Einiges ist uns noch vertraut, als wäre es gestern geschehen, anderes scheint schon lange zurückzuliegen. Doch Patricia Görg rollt das Jahr nicht als Chronistin auf. Sie scheint willkürlich vorzugehen, mit dem Mut zur Lücke Geschehnisse des vorigen Jahres auszuwählen, die sie dann mit kleinen Anmerkungen versieht. Mitunter enthält sie sich jedes Kommentars, dann ist allein die Auswahl schon Kommentar genug. Von Kalenderwoche eins bis Kalenderwoche 52 spannt sie ihre Betrachtungen dessen, was für sie 2011 ausmacht, jeweils mit "KW" und Ordnungszahl überschrieben.

Zwischen ihre kleine Wochenschau streut Görg Exkursionen und Fallgeschichten: Sie besucht Diskussionen, Ausstellungen oder sieht sich Kinofilme an. Offenbar unmittelbar danach macht sie ihre Notizen, beurteilt das soeben Erlebte. In den Fallgeschichten erzählt sie scheinbar Unzusammenhängendes, Miniaturen des Alltags oder aus dem großen Kosmos. Für ihn dürfte die Autorin eine Schwäche haben: Immer wieder handeln Geschichten vom Geschehen im All, von Raumkapseln, Satelliten und Himmelskörpern - wahr, erfunden, doch zumindest stets der Wahrheit eng benachbart.

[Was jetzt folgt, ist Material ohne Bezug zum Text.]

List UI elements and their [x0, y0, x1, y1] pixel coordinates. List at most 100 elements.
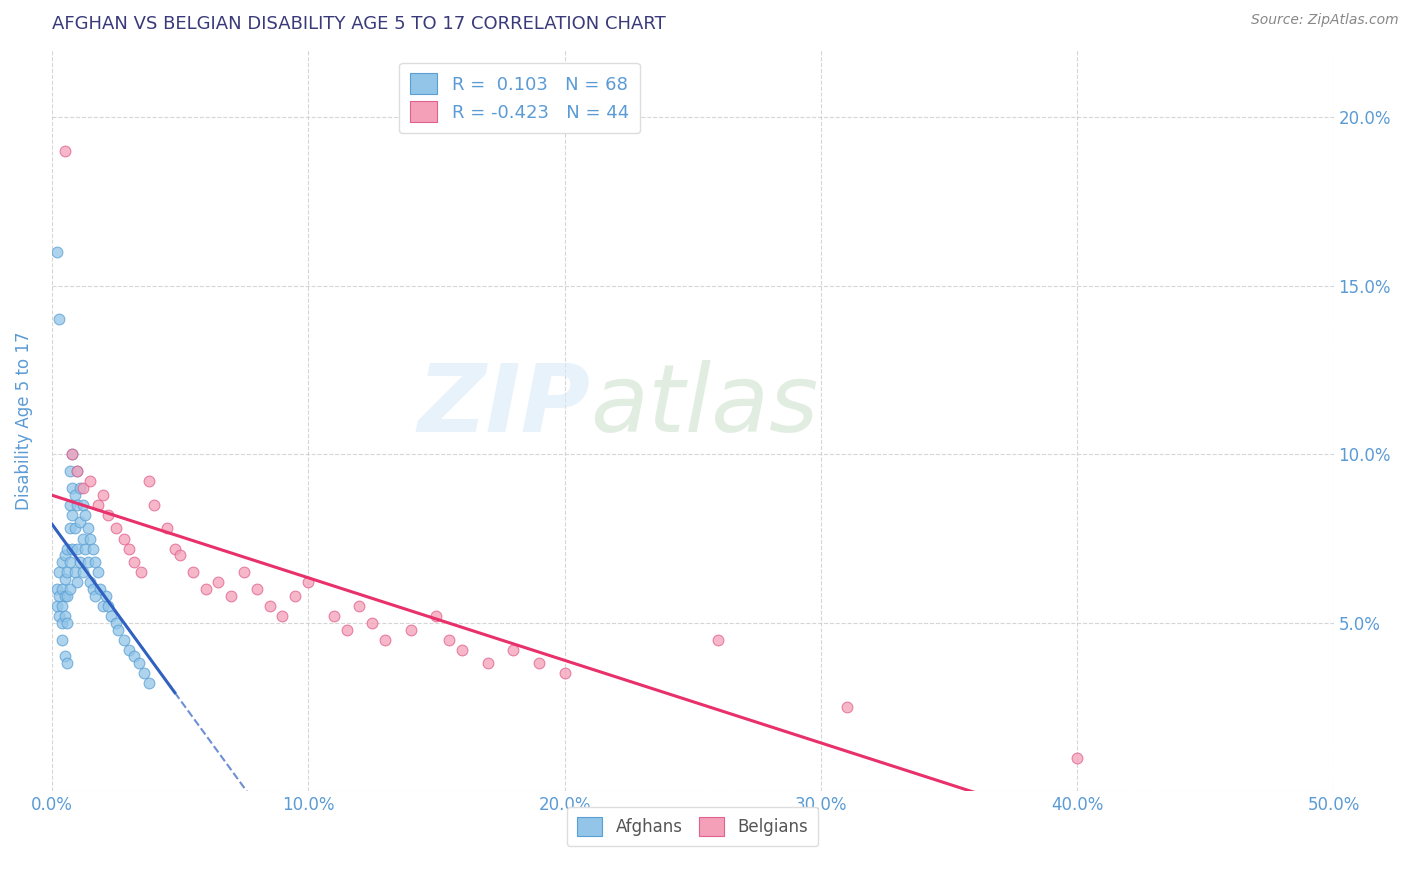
Point — [75, 541, 97, 556]
Point — [51, 615, 73, 630]
Point — [84, 555, 107, 569]
Point — [63, 521, 86, 535]
Point — [835, 700, 858, 714]
Point — [45, 599, 67, 613]
Point — [76, 555, 98, 569]
Point — [112, 532, 135, 546]
Point — [1066, 750, 1088, 764]
Point — [60, 447, 83, 461]
Point — [82, 541, 104, 556]
Point — [138, 474, 160, 488]
Point — [132, 666, 155, 681]
Point — [322, 609, 344, 624]
Point — [56, 541, 79, 556]
Point — [48, 609, 70, 624]
Point — [349, 599, 371, 613]
Point — [128, 657, 150, 671]
Point — [72, 481, 94, 495]
Point — [53, 144, 76, 158]
Point — [66, 464, 89, 478]
Point — [437, 632, 460, 647]
Point — [336, 623, 359, 637]
Point — [233, 565, 256, 579]
Point — [69, 515, 91, 529]
Point — [181, 565, 204, 579]
Text: Source: ZipAtlas.com: Source: ZipAtlas.com — [1251, 13, 1399, 28]
Point — [156, 521, 179, 535]
Point — [477, 657, 499, 671]
Point — [60, 481, 83, 495]
Text: ZIP: ZIP — [418, 359, 591, 451]
Point — [51, 555, 73, 569]
Legend: Afghans, Belgians: Afghans, Belgians — [567, 806, 818, 846]
Point — [138, 676, 160, 690]
Point — [66, 498, 89, 512]
Point — [56, 615, 79, 630]
Point — [48, 589, 70, 603]
Text: atlas: atlas — [591, 360, 818, 451]
Point — [45, 245, 67, 260]
Point — [297, 575, 319, 590]
Point — [63, 565, 86, 579]
Point — [82, 582, 104, 596]
Point — [104, 615, 127, 630]
Point — [207, 575, 229, 590]
Point — [76, 521, 98, 535]
Point — [66, 464, 89, 478]
Point — [194, 582, 217, 596]
Point — [89, 582, 111, 596]
Point — [48, 312, 70, 326]
Point — [63, 488, 86, 502]
Point — [72, 532, 94, 546]
Point — [59, 582, 82, 596]
Point — [118, 541, 141, 556]
Point — [45, 582, 67, 596]
Point — [451, 642, 474, 657]
Point — [107, 623, 129, 637]
Point — [56, 589, 79, 603]
Point — [502, 642, 524, 657]
Y-axis label: Disability Age 5 to 17: Disability Age 5 to 17 — [15, 331, 32, 510]
Point — [122, 555, 145, 569]
Point — [169, 549, 191, 563]
Point — [51, 599, 73, 613]
Point — [53, 572, 76, 586]
Point — [143, 498, 166, 512]
Point — [75, 508, 97, 522]
Point — [53, 649, 76, 664]
Point — [97, 599, 120, 613]
Point — [425, 609, 447, 624]
Point — [56, 657, 79, 671]
Point — [284, 589, 307, 603]
Point — [79, 474, 101, 488]
Point — [60, 541, 83, 556]
Point — [51, 582, 73, 596]
Point — [79, 532, 101, 546]
Point — [56, 565, 79, 579]
Point — [53, 549, 76, 563]
Point — [259, 599, 281, 613]
Point — [66, 575, 89, 590]
Point — [361, 615, 384, 630]
Point — [59, 555, 82, 569]
Point — [51, 632, 73, 647]
Point — [60, 447, 83, 461]
Point — [399, 623, 422, 637]
Point — [374, 632, 396, 647]
Point — [118, 642, 141, 657]
Point — [94, 589, 117, 603]
Point — [69, 481, 91, 495]
Point — [53, 589, 76, 603]
Point — [79, 575, 101, 590]
Point — [707, 632, 730, 647]
Point — [271, 609, 294, 624]
Point — [59, 464, 82, 478]
Point — [69, 555, 91, 569]
Point — [84, 589, 107, 603]
Point — [60, 508, 83, 522]
Point — [553, 666, 575, 681]
Point — [91, 488, 114, 502]
Point — [66, 541, 89, 556]
Point — [219, 589, 242, 603]
Point — [246, 582, 269, 596]
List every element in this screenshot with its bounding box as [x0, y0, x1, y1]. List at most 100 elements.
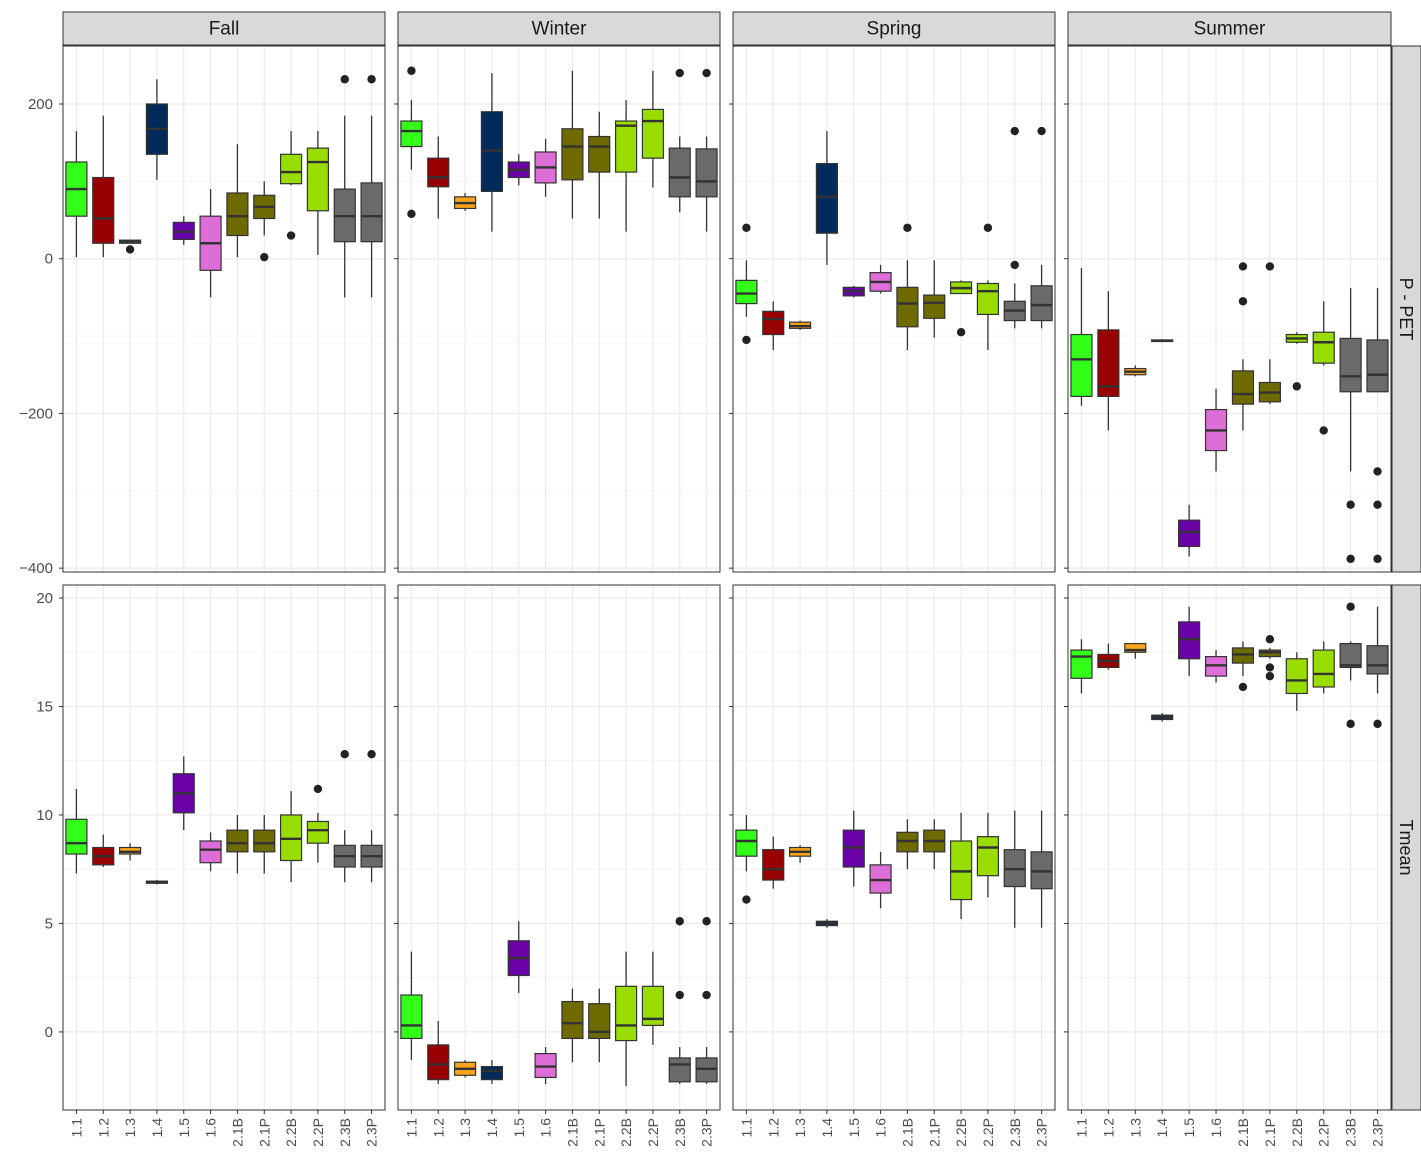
x-tick-label: 2.3P [1034, 1118, 1050, 1147]
box-body [588, 135, 611, 173]
x-tick-label: 2.1B [229, 1118, 245, 1147]
box-2.2P [641, 951, 665, 1045]
box-body [896, 286, 919, 328]
x-tick-label: 2.1B [1235, 1118, 1251, 1147]
box-2.3P [360, 75, 383, 298]
box-body [480, 1066, 504, 1081]
box-2.2B [1285, 652, 1308, 711]
outlier-point [675, 990, 684, 1000]
box-1.2 [427, 1021, 450, 1084]
x-tick-label: 2.1P [256, 1118, 272, 1147]
outlier-point [1265, 262, 1275, 271]
panel-background [398, 46, 720, 572]
outlier-point [286, 231, 296, 240]
box-1.3 [118, 239, 142, 254]
box-2.3P [695, 917, 718, 1084]
box-1.3 [788, 845, 812, 863]
box-2.1B [896, 223, 919, 350]
x-tick-label: 1.5 [846, 1118, 862, 1138]
outlier-point [1010, 260, 1019, 270]
x-tick-label: 2.3P [1370, 1118, 1386, 1147]
box-1.3 [1124, 642, 1147, 659]
box-2.1B [226, 144, 249, 258]
box-1.6 [1204, 388, 1228, 472]
box-body [1339, 642, 1362, 669]
panel-border [397, 45, 721, 573]
box-1.5 [507, 921, 530, 993]
box-2.2P [1312, 301, 1335, 435]
box-1.4 [145, 79, 169, 180]
box-2.2P [1312, 641, 1335, 694]
panel-border [732, 584, 1056, 1111]
outlier-point [983, 223, 993, 232]
box-1.4 [815, 131, 839, 265]
box-2.3P [695, 68, 718, 232]
box-2.2P [976, 223, 1000, 350]
box-2.1P [1258, 262, 1281, 405]
box-1.4 [145, 880, 169, 885]
box-1.1 [1070, 268, 1093, 406]
x-tick-label: 2.1P [591, 1118, 607, 1147]
box-body [253, 829, 276, 853]
box-2.3P [1030, 810, 1053, 928]
box-body [226, 829, 249, 853]
box-body [306, 147, 330, 212]
outlier-point [702, 68, 711, 78]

Eines aber eint all die Häppchen, die Patricia Görg ihrer Leserschaft vorsetzt: Sie eint das Thema des Scheiterns. Dabei bewertet die Autorin aber nicht: Berlusconi scheitert ebenso wie die offizielle Stellungnahme der Kraftwerksbetreiber nach der Reaktorkatastrophe von Fukushima. Terroristenchef Bin Laden gehört ebenso zu den Erfolglosen von 2011 wie die Protestierer nach der russischen Wahl.

Görg wertet nicht: Sie holt die Erfolglosen zusammen in ein buntes Bild und stellt sie vor. Die Erfolglosen sind weder die Wahren, die unsere Sympathie erhalten sollen, noch jene, denen gerechte Vergeltung für ihr erfolgloses Handeln widerfährt: Scheitern ist keine Kategorie, um Wertungen anzustellen, Scheitern gehört zum Leben, zum Alltag, zum Jahresablauf, das macht Görg in ihrem Buch klar.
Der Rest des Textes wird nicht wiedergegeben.